Menurut sebuah adagium,
Muslim hanya perlu makan begitu lapar namun harus berhenti sebelum kenyang. 
Sangat sederhana dan
fleksibel. Lain dengan shalat: kamu harus mengingat, memuja, menyembah, 
berserah diri lima kali
sehari. Sangat keras dan sudah sepantasnya ditegakkan begitu panggilannya 
berkumandang. Aku pernah
dapat spam yang mengibaratkan shalat itu merupakan jadwal keberangkatan 
pesawat. Bila terlambat
satu detik saja, pesawat sudah terbang meninggalkanmu. Tiada maaf bagimu meski 
kamu punya tiket
terbang, dan tiket itu akhirnya usang, nggak bisa diuangkan.

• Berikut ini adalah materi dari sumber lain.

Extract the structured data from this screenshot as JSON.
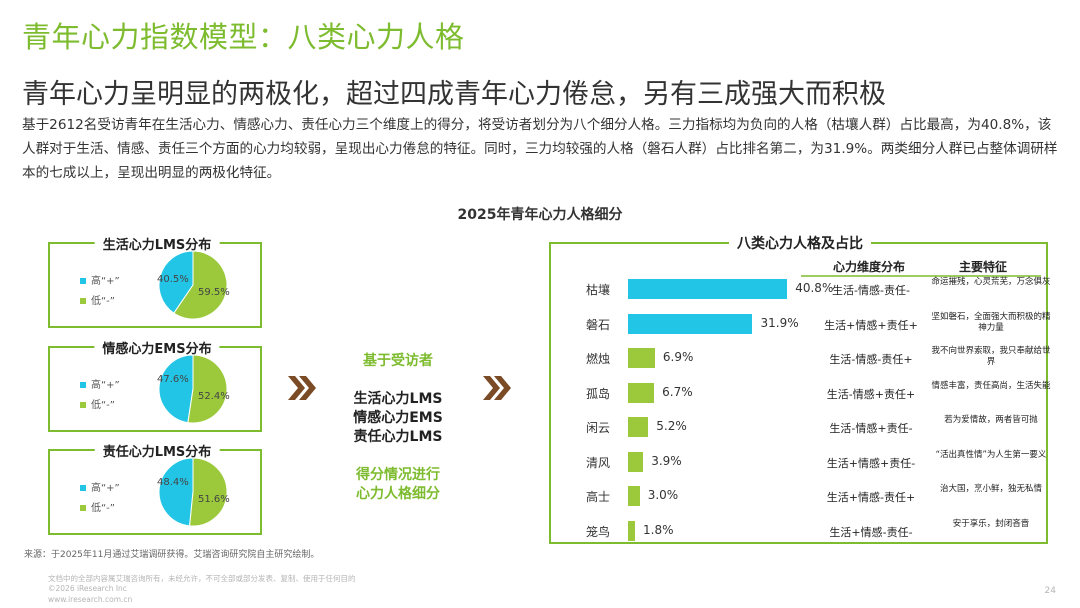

Mereka malas 
menunggu kamu yang
barangkali terlambat karena menolong nenek-nenek keserempet motor ugal-ugalan. 
Toleransinya nol.
Sementara kesalahan ada di pihakmu. Karena itu tunaikanlah shalat tepat waktu, 
siapa tahu kamu
terlambat mengerjakan sedetik saja gara-gara didahului oleh kedatangan malaikat 
Izrail. Kalau
sudah begitu fatal; kamu kalah selangkah mengerjakan amal baik.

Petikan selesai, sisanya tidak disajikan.